Özgür yazılım dışında bizim safımızda savaşan iki element daha var. Bunlardan biri blok zincir teknolojisi. Geleneksel anlamda internet üzerindeki pek çok şey merkezi sistemlerde saklanır. Merkezi sistemler tek sepete konulmuş yumurtalara benzerler. Güvenlik riski büyüktür. Ayrıca merkeziyetçi yapıya sahip bu sistemler tüm gücü tek kişide toplarlar. Blok zincir de bir depolama yöntemidir fakat merkeziyetçi değildir. Yumurtalar tek sepete konulmaz. Siber saldırılara karşı daha dirayetlidir ve gücü hiç kimseye vermez. Aksine kullanıcı kendi ekipmanını kullanarak blok zincire katkıda bulunabilir. Bu son detay çok önemli çünkü özel blok zincir denilen bir depolama yöntemi daha var. Bir uygulama size blok zincir alt yapımız var diyor fakat siz kullanıcı olarak zincire katkıda bulunamıyorsanız uzak durunuz.

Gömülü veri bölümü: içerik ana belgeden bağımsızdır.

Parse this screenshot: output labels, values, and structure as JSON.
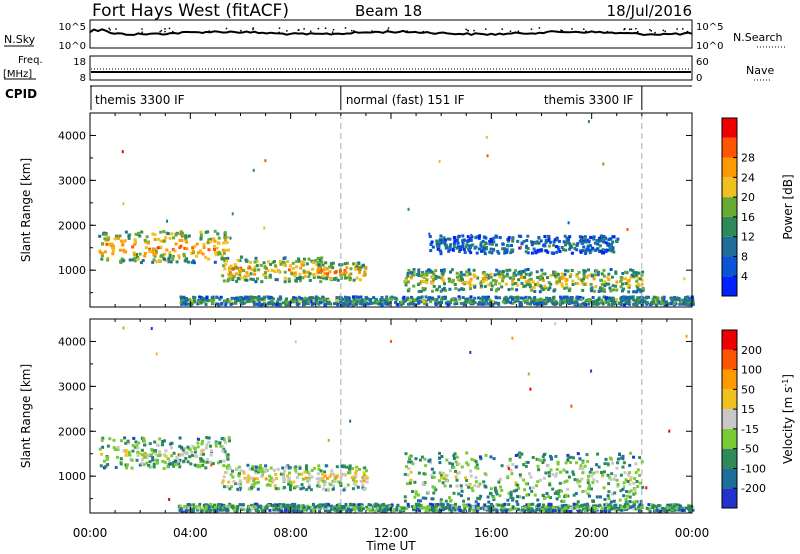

Kriptografi matematiksel şifreleme bilimidir. İnternet üzerinde bilgilerimiz çalınmasın veya herkes tarafından erişilemesin diye sıklıkla kullanılır. Daha sıradan bir örnekle kriptografi sıradan camı buzlu cama çevirir ve gizlilik sağlar diyebiliriz.

Kelime Oyunlarına Dikkat

İnsanların dijital mahremiyete olan farkındalıklarının artması ile şirketler de artan bu talepten faydalanma çabasına girişti. Maalesef tüm çabalar hakkaniyetli olmuyor. Gizlilik vadedip, gizlilik namına hiç bir şey sunmayan pek çok ürün/uygulama türedi. Örneğin 2019 da katıldığım bir fuarda bir bilgisayar markası gizlilik vadeden diz üstü bilgisayarlarını sergiliyordu. Yetkili personele bu bilgisayarın ne özelliği var, bana nasıl daha fazla gizlilik sağlayacak diye sorduğumda aldığım cevap üzücü olmuştu. Bilgisayarda yüz tanıma ve parmak izi okuyucusu vardı. Benden başka kimse bilgisayara erişemeyeceği için gizliliği çok iyiymiş denildi. Verilerimin korunması, bilgisayarda özgür yazılımların kullanılmasına dair hiç bir özellik yoktu. Belliki gizlilik kelimesi popüler ve ilgi çekici olduğu için bir pazarlama taktiği olarak iliştirilmişti. Dolayısıyla teknoloji firmaları bize birşeyler vadetebilirler, her zaman için dikkatli olup vadedileni nasıl sağlayacaklarını sormalıyız.

WhatsApp diyorduk

Silip silmemek herkesin kendi tercihidir. Ben şahsen son üç yıldır hem Signal’i hem WhatsApp’ı kullanıyordum. Signal’i güvendiğim ve sevdiğim için. WhatsApp’ı zorunluluktan. Umut ediyorum ki bu mütevazı yazım az da olsa daha sağlıklı bir tercih yapabilmeniz için sizlere yardımcı olmuştur. Zorunluluklardan kurtulabilmemiz dileğiyle.